11 Questions to Ask Yourself About Your Dry Transitioning Hair

Transitioners Thursday is in full effect and this week it's all about moisture.

Three readers asked:
"How do you keep transitioning hair moisturized and supple instead of dry and brittle?"
"What do you do for transitioning hair that is extremely dry? Even with regular deep conditioning, co-washing and sealing in moisture with oils. What are good natural products that provide extreme moisture?"
"What is the best way to keep both hair types moisturized during transitioning?" 
Dry hair can be easy to fix or very involved and complicated. The most obvious reason for dry hair is that you aren't moisturizing enough, but if you feel like you moisturize enough and you are doing everything right then your dryness could be the result of bad product choices, porosity issues, an imbalance of moisture/protein and even a signal internal health issues. Because you are transitioning, you have to pay attention to and treat at least two very different hair types (maybe even more). Here are a list of questions you should ask yourself and resources on how to fix your hair woes.

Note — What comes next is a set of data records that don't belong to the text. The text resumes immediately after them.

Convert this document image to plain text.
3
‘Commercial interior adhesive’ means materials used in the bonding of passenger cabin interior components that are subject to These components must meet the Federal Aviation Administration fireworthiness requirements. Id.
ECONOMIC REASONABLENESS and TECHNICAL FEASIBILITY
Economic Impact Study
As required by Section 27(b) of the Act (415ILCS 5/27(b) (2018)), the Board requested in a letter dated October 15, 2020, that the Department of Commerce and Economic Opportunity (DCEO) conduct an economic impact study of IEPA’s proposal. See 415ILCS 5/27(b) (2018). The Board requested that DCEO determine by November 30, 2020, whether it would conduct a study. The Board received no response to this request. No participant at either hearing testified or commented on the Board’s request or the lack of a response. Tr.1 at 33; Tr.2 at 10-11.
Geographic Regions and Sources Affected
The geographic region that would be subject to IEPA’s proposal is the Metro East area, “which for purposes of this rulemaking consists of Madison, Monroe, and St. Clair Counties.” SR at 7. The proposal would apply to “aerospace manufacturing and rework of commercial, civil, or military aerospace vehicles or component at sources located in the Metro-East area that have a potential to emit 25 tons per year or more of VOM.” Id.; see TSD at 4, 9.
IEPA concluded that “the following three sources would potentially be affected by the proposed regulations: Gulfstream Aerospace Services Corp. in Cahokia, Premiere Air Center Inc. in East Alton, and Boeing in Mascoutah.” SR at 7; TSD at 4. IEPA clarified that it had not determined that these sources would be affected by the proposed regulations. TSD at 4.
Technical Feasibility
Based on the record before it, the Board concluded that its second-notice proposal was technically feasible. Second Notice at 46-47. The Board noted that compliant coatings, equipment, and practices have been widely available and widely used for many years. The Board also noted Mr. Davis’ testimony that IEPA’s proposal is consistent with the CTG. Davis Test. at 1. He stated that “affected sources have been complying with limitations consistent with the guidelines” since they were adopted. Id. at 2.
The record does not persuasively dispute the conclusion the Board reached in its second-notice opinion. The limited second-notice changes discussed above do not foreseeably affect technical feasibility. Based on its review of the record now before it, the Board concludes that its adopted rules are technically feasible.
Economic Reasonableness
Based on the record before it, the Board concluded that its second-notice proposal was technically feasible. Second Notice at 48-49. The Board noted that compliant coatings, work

  1. Do I moisturize at least once a day? Know that curly to kinky hair and especially kinky hair is like a sponge. It craves moisture and that is what makes it different from all the other hair types. Read Hydrate Your Thirst-Quenched Ethnic Hair. You need to actively moisturize your hair daily with a good moisturizer. Most of the hair's oils are compacted at the scalp and the tighter your curl pattern, the more difficult it is for oil to reach the length and ends. This is one reason your hair could be drier than it was when you were relaxed.
  2. Does my hair need moisture or protein? You hair could be dry either because it's not getting enough moisture or because it's getting too much moisture and not enough protein. Read Protein Moisture Balance and Why Does Black Hair Need Protein Treatments and Reconstructors?
  3. Do I overuse heat? Step away from the heat. If you're serious about bring moisture back into your hair, you need to cut back on using flat irons, curling irons, hot air brushes, hot combs, blow dryers and other direct heat tools. Heat can boil the water already inside the hair shaft and cause it to rupture from the inside out, thereby increasing porosity. Also be aware of the effects of hot water on hair. Try washing in warm water followed by cold water rinses. Using cooler water will lock in moisture and sheen.
  4. Do I deep condition or do deep treatments weekly with nutritive products? Focus on the line  of difference. Use the 15-10-10 Method and/or the Steam Towel Wrap. Choose a condition by paying attention to your porosity and protein/moisture balance.
  5. Do I know my hair's porosity? If you have high porosity hair, you may need to avoid oils, protein and humectants like glycerin and honey. Read Porosity. Use low pH rinses like Roux's Porosity Control or ACV to correct porosity issues on overly pourous/high porosity hair.
  6. Do I just need to clarify? Clarify your hair with an ACV rinse or clarifying shampoo or cleanser. Sometimes a clean slate is all you need. Remember to wash in sections for easy detangling and to prevent matting. Read Quick Tip: Dry Ends.
  7. Do I really pay attention to my hair? Notice how your hair reacts to certain products and take notes. What products and techniques are you using when you notice your hair is dry and brittle? What products/ techniques make your hair look and feel amazing?
  8. Am I eating well and am I hydrated? Be sure your diet includes a healthy dose of essential fatty acids and vitamins. External issues could be a sign of deficiencies in your diet.
  9. Do I need to see a doctor? If you feel your issues are severe, extreme or nothing you do can fix it, then see a dermatologist ASAP! There could be something they can prescribe or an internal issue they can diagnose and treat.
  10. Am I using the right products? Some products can dry your hair out. Learn to pay attention to ingredients when choosing products instead of looking at labels or just taking suggestions from other people. Just because a person's hair looks like yours, doesn't mean it is like yours. It's great to get advice from other people, but ultimately everything doesn't work for everybody. Use products that actually fix, repair and feed the hair and not products that just deliver a temporary fix. Read Best Products for Curly Hair (Part 1)Best Products for Curly Hair (Part 2).

1 comment:

  1. do you find that acv rinses can remove the cones from your hair or do you end up having to use sulfates to remove the cones from your hair? I've read over and over that cones can only be removed with sulfates.